A terrible metallic groan filled the room.
"MOVE!" the foreman shouted.
Everyone jumped back as the unstable section shifted violently.
Wood splintered.
Metal buckled.
Part of the unfinished vendor frame collapsed inward.
Not catastrophic.
But devastating enough.
Dust exploded into the air.
Jin coughed.
Mr. Duan stumbled backward.
A section of wall reinforcement was ruined.
Weeks of planning, damaged in seconds.
Silence followed.
Then:
"…Damn it."
The foreman's voice was grim.
Eli stared at the wreckage.
"How bad?"
The answer came too fast.
"Severe."
Repair costs.
Time delays.
Material losses.
Momentum shattered.
Mr. Duan finally snapped.
"Enough."
The word cut through the room.
Everyone froze.
Mr. Duan turned toward Eli, his voice shaking.
With exhaustion.
"We are overextending."
Eli didn't answer immediately.
Mr. Duan gestured wildly at the damaged construction.
"The loan."
"The inspections."
"Suppliers."
"Sabotage."
"And now this?"
He pointed at the wreckage.
"We are one bad week away from losing everything."
Eli's jaw tightened.
"We knew the risk."
"No," Mr. Duan said sharply.
"I knew the risk."
He stepped closer.
"But I'm starting to wonder if you understand the cost."
Silence.
Jin stared.
Because this wasn't a business disagreement anymore.
This felt personal.
Mr. Duan's voice softened but only slightly.
"You have ambition."
"That's good."
"But ambition can bury people if you don't know when to stop digging."
That one landed.
Deeply.
Eli stood still.
For the first time…
He had no immediate answer.
Construction shut down early.
Again.
Workers left in silence.
No one joked.
No one reassured anyone.
The damaged section sat like an open wound in the middle of the store.
Jin quietly grabbed his backpack.
"I'll… do homework at home."
He didn't wait for an answer.
Mr.
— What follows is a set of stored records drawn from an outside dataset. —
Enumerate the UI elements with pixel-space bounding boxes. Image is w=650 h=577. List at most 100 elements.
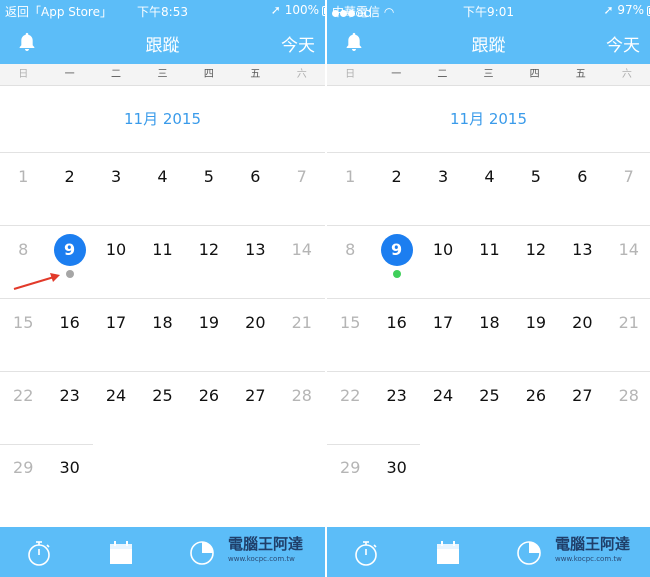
weekday-thu: 四: [203, 69, 214, 80]
day-cell[interactable]: 17: [420, 299, 466, 371]
day-cell[interactable]: 21: [606, 299, 650, 371]
weekday-wed: 三: [157, 69, 168, 80]
day-cell[interactable]: 28: [279, 372, 325, 444]
calendar-icon[interactable]: [107, 539, 135, 567]
day-cell[interactable]: 22: [0, 372, 46, 444]
day-cell[interactable]: 6: [232, 153, 278, 225]
day-cell[interactable]: 5: [513, 153, 559, 225]
status-bar: 中華電信 ◠ 下午9:01 ➚ 97%: [327, 0, 650, 20]
day-cell[interactable]: 19: [186, 299, 232, 371]
today-number: 9: [380, 234, 413, 266]
day-cell[interactable]: 13: [232, 226, 278, 298]
weekday-sun: 日: [18, 69, 29, 80]
day-cell[interactable]: 15: [327, 299, 373, 371]
day-cell[interactable]: 23: [373, 372, 419, 444]
day-cell[interactable]: 21: [279, 299, 325, 371]
day-cell[interactable]: 19: [513, 299, 559, 371]
calendar-icon[interactable]: [434, 539, 462, 567]
day-cell[interactable]: 11: [466, 226, 512, 298]
month-label: 11月 2015: [123, 110, 202, 128]
weekday-tue: 二: [111, 69, 122, 80]
weekday-tue: 二: [437, 69, 448, 80]
watermark-url: www.kocpc.com.tw: [555, 555, 622, 563]
weekday-fri: 五: [575, 69, 586, 80]
pie-chart-icon[interactable]: [188, 539, 216, 567]
today-button[interactable]: 今天: [606, 31, 640, 56]
weekday-sat: 六: [296, 69, 307, 80]
day-cell[interactable]: 23: [46, 372, 92, 444]
day-cell[interactable]: 28: [606, 372, 650, 444]
day-cell[interactable]: 22: [327, 372, 373, 444]
day-cell[interactable]: 8: [327, 226, 373, 298]
day-cell[interactable]: 16: [46, 299, 92, 371]
day-cell[interactable]: 18: [139, 299, 185, 371]
day-cell[interactable]: 20: [232, 299, 278, 371]
day-cell[interactable]: 30: [46, 444, 92, 517]
day-cell[interactable]: 25: [139, 372, 185, 444]
day-cell[interactable]: 12: [513, 226, 559, 298]
day-cell[interactable]: 14: [606, 226, 650, 298]
day-cell[interactable]: 26: [186, 372, 232, 444]
day-cell[interactable]: 17: [93, 299, 139, 371]
screen-right: 中華電信 ◠ 下午9:01 ➚ 97% 跟蹤 今天 日 一 二 三 四 五 六 …: [325, 0, 650, 577]
weekday-header: 日 一 二 三 四 五 六: [0, 64, 325, 86]
day-cell[interactable]: 5: [186, 153, 232, 225]
day-cell[interactable]: 6: [559, 153, 605, 225]
status-time: 下午9:01: [463, 5, 514, 19]
tab-bar: 電腦王阿達 www.kocpc.com.tw: [327, 527, 650, 577]
day-cell[interactable]: 15: [0, 299, 46, 371]
day-cell[interactable]: 4: [139, 153, 185, 225]
day-cell[interactable]: 4: [466, 153, 512, 225]
day-cell[interactable]: 14: [279, 226, 325, 298]
day-cell[interactable]: 16: [373, 299, 419, 371]
day-cell[interactable]: 10: [420, 226, 466, 298]
screen-left: 返回「App Store」 下午8:53 ➚ 100% 跟蹤 今天 日 一 二 …: [0, 0, 325, 577]
day-cell[interactable]: 29: [0, 444, 46, 517]
week-row: 29 30: [0, 444, 325, 517]
day-cell[interactable]: 20: [559, 299, 605, 371]
location-icon: ➚: [270, 3, 281, 17]
day-cell[interactable]: 2: [46, 153, 92, 225]
day-cell[interactable]: 27: [232, 372, 278, 444]
day-cell[interactable]: 25: [466, 372, 512, 444]
stopwatch-icon[interactable]: [352, 539, 380, 567]
day-cell[interactable]: 30: [373, 444, 419, 517]
day-cell[interactable]: 24: [420, 372, 466, 444]
day-cell[interactable]: 13: [559, 226, 605, 298]
day-cell[interactable]: 11: [139, 226, 185, 298]
page-title: 跟蹤: [471, 36, 506, 56]
day-cell[interactable]: 12: [186, 226, 232, 298]
tab-bar: 電腦王阿達 www.kocpc.com.tw: [0, 527, 325, 577]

Duan sat heavily behind the register, staring at old sales records.
Almost like he was searching for a version of the store he understood.
And Eli…
Eli stood alone in the ruined construction zone.
Dust still clung to his hoodie.
A bent support beam lay at his feet.
His system interface flickered faintly.
Not a reward.
Not a task.
Just a brutal reminder of his shrinking timeline.
For the first time since this started…
Failure didn't feel theoretical.
It felt close enough to touch.
From his office window, the SuperMartX manager watched the stalled construction.
He adjusted his tie slightly.
"Looks like they're cracking."
One of the executives beside him gave a thin smile.
"Pressure reveals weak foundations."
The manager nodded.
"Should we continue?"
The executive's eyes remained fixed on Eli's damaged storefront.
"Yes," he said quietly.
"Until there's nothing left to rebuild."